The last holdovers from the DVD are seven deleted sequences that can be viewed individually or they can be viewed interspersed with video commentary by Friedkin. During his commentary, Friedkin jokingly refers to these deleted scenes as having sat in his garage for the 30 years, and that’s exactly what they look like. Dull, washed out, and hazy, they almost border on the unwatchable except that they are so fascinating as a near-perfect example of extraneous material that needed to be cut out (the S&M sequence with the assassin is an early indicator of the kind of pointless, sadistic excess that would eventually ruin Friedkin’s Hollywood career).
And now, on to the new stuff. The first disc opens with a brief, one-minute introduction to the film by Friedkin. This disc also includes a new trivia track and an isolated score track so you can enjoy Don Ellis’s innovative, discordant jazz score on its own.

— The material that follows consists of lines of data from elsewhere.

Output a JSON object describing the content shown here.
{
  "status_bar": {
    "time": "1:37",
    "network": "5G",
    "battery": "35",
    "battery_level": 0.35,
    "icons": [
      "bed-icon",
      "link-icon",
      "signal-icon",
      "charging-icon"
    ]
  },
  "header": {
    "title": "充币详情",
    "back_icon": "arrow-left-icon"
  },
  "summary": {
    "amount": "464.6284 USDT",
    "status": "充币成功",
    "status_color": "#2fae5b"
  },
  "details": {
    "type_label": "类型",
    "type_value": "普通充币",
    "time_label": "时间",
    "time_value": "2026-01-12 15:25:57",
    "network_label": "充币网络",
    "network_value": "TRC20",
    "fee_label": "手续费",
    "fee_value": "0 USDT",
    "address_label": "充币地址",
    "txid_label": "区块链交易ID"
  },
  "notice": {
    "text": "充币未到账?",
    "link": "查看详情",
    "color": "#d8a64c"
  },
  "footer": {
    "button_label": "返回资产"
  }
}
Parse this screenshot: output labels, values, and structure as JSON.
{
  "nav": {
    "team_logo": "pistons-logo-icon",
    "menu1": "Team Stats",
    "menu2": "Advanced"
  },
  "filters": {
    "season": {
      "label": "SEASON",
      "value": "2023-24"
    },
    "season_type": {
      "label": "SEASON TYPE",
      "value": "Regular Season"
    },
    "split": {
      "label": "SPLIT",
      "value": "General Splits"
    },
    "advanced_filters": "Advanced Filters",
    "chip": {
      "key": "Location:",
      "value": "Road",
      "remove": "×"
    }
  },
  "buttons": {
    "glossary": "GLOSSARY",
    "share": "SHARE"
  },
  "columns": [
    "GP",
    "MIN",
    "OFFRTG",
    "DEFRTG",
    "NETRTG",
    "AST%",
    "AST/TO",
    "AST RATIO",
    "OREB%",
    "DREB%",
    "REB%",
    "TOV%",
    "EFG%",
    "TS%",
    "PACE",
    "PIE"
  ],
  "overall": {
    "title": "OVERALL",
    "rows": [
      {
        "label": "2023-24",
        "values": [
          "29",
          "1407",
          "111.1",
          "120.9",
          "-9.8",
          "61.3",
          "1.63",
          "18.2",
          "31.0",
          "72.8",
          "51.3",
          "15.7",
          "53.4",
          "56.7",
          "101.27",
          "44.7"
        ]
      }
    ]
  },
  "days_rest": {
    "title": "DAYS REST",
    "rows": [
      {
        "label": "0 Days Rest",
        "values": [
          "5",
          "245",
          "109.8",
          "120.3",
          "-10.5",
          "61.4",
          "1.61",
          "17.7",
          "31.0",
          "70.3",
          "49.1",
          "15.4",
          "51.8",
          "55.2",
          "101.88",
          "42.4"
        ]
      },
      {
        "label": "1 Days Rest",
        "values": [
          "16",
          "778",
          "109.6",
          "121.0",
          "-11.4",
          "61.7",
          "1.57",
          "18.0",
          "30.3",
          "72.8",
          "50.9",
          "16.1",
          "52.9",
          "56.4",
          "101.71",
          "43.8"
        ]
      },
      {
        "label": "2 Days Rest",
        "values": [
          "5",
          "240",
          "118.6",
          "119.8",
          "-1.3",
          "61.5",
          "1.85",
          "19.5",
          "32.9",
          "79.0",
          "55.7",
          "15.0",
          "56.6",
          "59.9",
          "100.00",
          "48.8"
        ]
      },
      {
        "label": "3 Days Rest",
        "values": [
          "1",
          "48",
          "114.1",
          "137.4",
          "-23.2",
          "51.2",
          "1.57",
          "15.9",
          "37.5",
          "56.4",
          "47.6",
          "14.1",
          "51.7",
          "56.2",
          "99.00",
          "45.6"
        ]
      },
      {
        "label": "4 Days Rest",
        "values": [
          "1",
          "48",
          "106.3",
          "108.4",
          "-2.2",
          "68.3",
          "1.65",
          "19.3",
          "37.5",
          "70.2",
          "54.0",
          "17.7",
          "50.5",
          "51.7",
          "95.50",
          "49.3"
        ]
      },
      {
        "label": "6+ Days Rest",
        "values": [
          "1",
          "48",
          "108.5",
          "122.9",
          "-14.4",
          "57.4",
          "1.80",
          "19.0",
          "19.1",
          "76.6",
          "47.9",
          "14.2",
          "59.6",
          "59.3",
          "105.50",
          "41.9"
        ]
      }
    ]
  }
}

On the second disc we have a host of new featurettes that in some instances expand on, and in other instances replicate, the previously available supplements. In “Anatomy of a Chase” (20 min.) Friedkin, producer Phil D’Antoni, and former NYPD detective and technical advisor Randy Jurgensen return to the locations in Brooklyn where the infamous chase sequence was shot to reminisce about the production. “Hackman on Doyle” (11 min.) is a new interview with Gene Hackman about his iconic role, and listening to him discuss his discomfort with the character underscores just how brilliant his performance is. “Friedkin and Grosso Remember the Real French Connection” (19 min.) is a sit-down discussion between Friedkin and Sonny Grosso in Grosso’s office about the actual case that inspired the film. In “Scene of the Crime” (5 min.), Friedkin interviews Sonny Jurgensen about how he helped the production essentially shut down the Brooklyn Bridge for a crucial sequence in the film. In “Color Timing The French Connection” (13 min.), Fredkin shows how the film was color timed for its new high-definition transfer, which he says brings it closer to his original intention than any film print ever has. “Cop Jazz: The Music of Don Ellis” (10 min.) features an interview with music historian Jon Burlingame about Ellis’s innovative musical score, and “Rogue Cop: The Noir Connection” (14 min.) features film historians Alain Silver and James Ursini discussing the film’s connection to classic film noir (it also includes some great clips from Fox noir films).
Finally, this Blu-Ray is equipped with information for D-Box Motion Control Systems, which synchronizes your home theater seating with the action on-screen to create real-life motion.